I was tired when we went to bed, but now I'm wide awake. Tilly's voice is getting sleepier and sleepier, and there are longer and longer pauses between sentences, but she never really stops talking. The last thing she says before she falls asleep is, “And you don't need a silver bullet to kill it. That's an urban legend.” And then she's finally quiet.

I can hear my parents in the living room; I can't hear everything they're saying, but the walls are thin enough that I get most of it. First, they're talking about some of the other parents—my dad really doesn't like Ryan's dad, and he's making my mom laugh by telling a story about a conversation they had. Then my dad asks, “Hey, do we have any cranberry juice left?”

“No,” my mom says. “Just OJ.”

“Can I interest you in a nightcap?”

“What kind of nightcap? The Evian bottles are empty.”

“I've got a couple of tricks up my sleeve,” my dad says. “Airplane bottles. At the bottom of my shaving kit.”

“Ooh, tricky.”

I sit up in bed. They're talking about alcohol, I think, which is definitely not allowed here. It's sort of exciting to find out that they're not following all of the rules exactly. Because they're grown-ups, and why should Scott get to be in charge of them? I don't really
understand what Scott is to them here. I don't think he's their
boss
, even though he tells them what to do. I don't think anyone gets paid, but then again, we never have to buy anything, so I guess it works out.

I get out of bed really quietly and sneak out to the hallway. My dad's gone to the kitchen, and after a minute, he comes back with tall glasses of orange juice (and, I guess, alcohol) for them both. They clink glasses and take a sip, and then without looking at me or anything, my mom says, “Are you just going to sit there in the dark, Iris?”

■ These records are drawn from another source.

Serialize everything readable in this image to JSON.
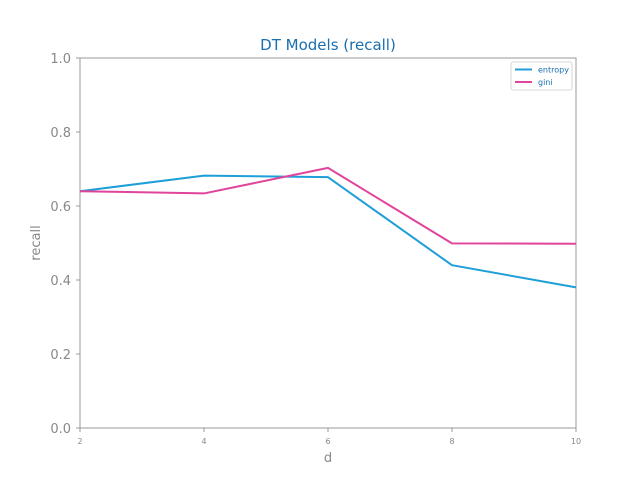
{
  "chart_data": {
    "type": "line",
    "title": "DT Models (recall)",
    "xlabel": "d",
    "ylabel": "recall",
    "x": [
      2,
      4,
      6,
      8,
      10
    ],
    "xticks": [
      "2",
      "4",
      "6",
      "8",
      "10"
    ],
    "yticks": [
      "0.0",
      "0.2",
      "0.4",
      "0.6",
      "0.8",
      "1.0"
    ],
    "xlim": [
      2,
      10
    ],
    "ylim": [
      0.0,
      1.0
    ],
    "grid": false,
    "legend_position": "top-right",
    "series": [
      {
        "name": "entropy",
        "color": "#1f9fd8",
        "values": [
          0.64,
          0.682,
          0.678,
          0.44,
          0.38
        ]
      },
      {
        "name": "gini",
        "color": "#e0449b",
        "values": [
          0.64,
          0.634,
          0.703,
          0.499,
          0.498
        ]
      }
    ],
    "colors": {
      "title": "#1a6fb0",
      "axis": "#999999",
      "tick_label": "#888888",
      "legend_text": "#1a6fb0"
    }
  }
}
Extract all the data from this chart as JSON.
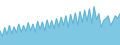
{
  "values": [
    30,
    22,
    35,
    25,
    38,
    26,
    36,
    27,
    40,
    28,
    38,
    29,
    42,
    30,
    40,
    28,
    44,
    32,
    43,
    30,
    46,
    34,
    45,
    33,
    48,
    36,
    50,
    38,
    52,
    35,
    54,
    40,
    56,
    38,
    58,
    42,
    60,
    44,
    62,
    40,
    65,
    46,
    55,
    35,
    45,
    48,
    52,
    38,
    44,
    52,
    48,
    55
  ],
  "line_color": "#5aafd4",
  "fill_color": "#7ec8e3",
  "background_color": "#ffffff",
  "ylim_min": 10,
  "ylim_max": 75
}
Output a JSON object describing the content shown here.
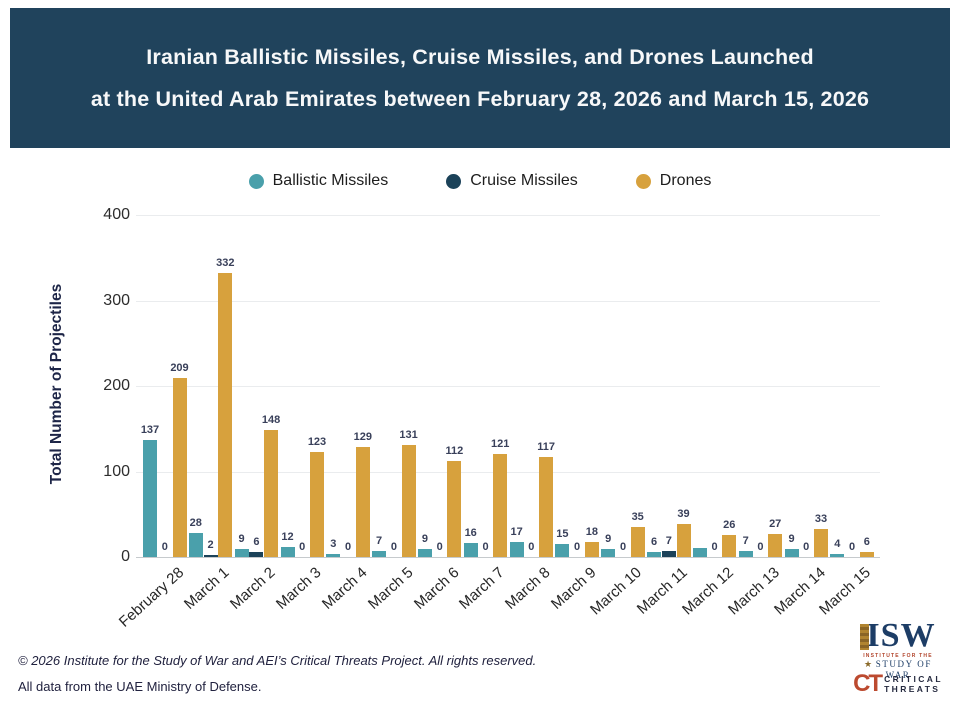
{
  "header": {
    "title_line1": "Iranian Ballistic Missiles, Cruise Missiles, and Drones Launched",
    "title_line2": "at the United Arab Emirates between February 28, 2026 and March 15, 2026"
  },
  "chart_data": {
    "type": "bar",
    "title": "Iranian Ballistic Missiles, Cruise Missiles, and Drones Launched at the United Arab Emirates between February 28, 2026 and March 15, 2026",
    "categories": [
      "February 28",
      "March 1",
      "March 2",
      "March 3",
      "March 4",
      "March 5",
      "March 6",
      "March 7",
      "March 8",
      "March 9",
      "March 10",
      "March 11",
      "March 12",
      "March 13",
      "March 14",
      "March 15"
    ],
    "series": [
      {
        "name": "Ballistic Missiles",
        "color": "#4aa0ab",
        "values": [
          137,
          28,
          9,
          12,
          3,
          7,
          9,
          16,
          17,
          15,
          9,
          6,
          11,
          7,
          9,
          4
        ],
        "labels": [
          "137",
          "28",
          "9",
          "12",
          "3",
          "7",
          "9",
          "16",
          "17",
          "15",
          "9",
          "6",
          "",
          "7",
          "9",
          "4"
        ]
      },
      {
        "name": "Cruise Missiles",
        "color": "#1b4259",
        "values": [
          0,
          2,
          6,
          0,
          0,
          0,
          0,
          0,
          0,
          0,
          0,
          7,
          0,
          0,
          0,
          0
        ],
        "labels": [
          "0",
          "2",
          "6",
          "0",
          "0",
          "0",
          "0",
          "0",
          "0",
          "0",
          "0",
          "7",
          "0",
          "0",
          "0",
          "0"
        ]
      },
      {
        "name": "Drones",
        "color": "#d7a13d",
        "values": [
          209,
          332,
          148,
          123,
          129,
          131,
          112,
          121,
          117,
          18,
          35,
          39,
          26,
          27,
          33,
          6
        ],
        "labels": [
          "209",
          "332",
          "148",
          "123",
          "129",
          "131",
          "112",
          "121",
          "117",
          "18",
          "35",
          "39",
          "26",
          "27",
          "33",
          "6"
        ]
      }
    ],
    "xlabel": "",
    "ylabel": "Total Number of Projectiles",
    "ylim": [
      0,
      400
    ],
    "yticks": [
      0,
      100,
      200,
      300,
      400
    ],
    "grid": true,
    "legend_position": "top"
  },
  "footer": {
    "line1": "© 2026 Institute for the Study of War and AEI’s Critical Threats Project. All rights reserved.",
    "line2": "All data from the UAE Ministry of Defense."
  },
  "logos": {
    "isw": {
      "acronym": "ISW",
      "line1": "INSTITUTE FOR THE",
      "line2": "STUDY OF WAR",
      "star": "★"
    },
    "ct": {
      "acronym": "CT",
      "line1": "CRITICAL",
      "line2": "THREATS"
    }
  }
}
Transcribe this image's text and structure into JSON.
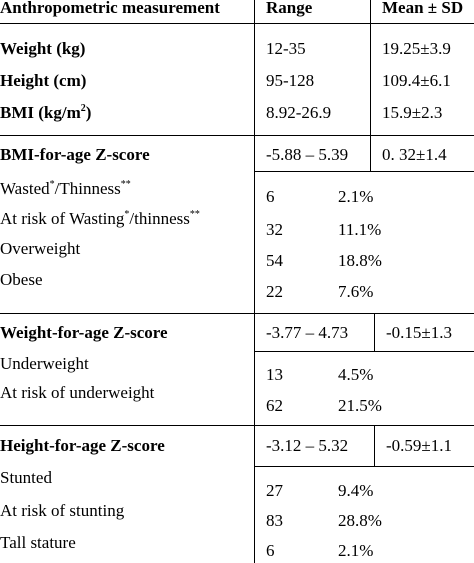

I start laughing. “How did you know?” I ask.

She turns and smiles at me. “Moms have secret powers. Do you want to come sit with us for a few minutes?”

“Yeah.” I get up and walk to the couch. They were sitting close together, but now they move apart to make room for me in the middle. I get in between them and put my head on my mom's shoulder. She strokes my hair.

“Couldn't sleep?” asks my dad.

“Nope.” I point at the glass he's holding; there's ice clinking in it, and it's already got beads of water rolling down the sides because the room is warm. “Can I have some juice, too?” I ask.

“Sure,” says my dad.

The couch bounces as he gets up. As he's walking to the kitchen, I call after him, “No alcohol in mine.”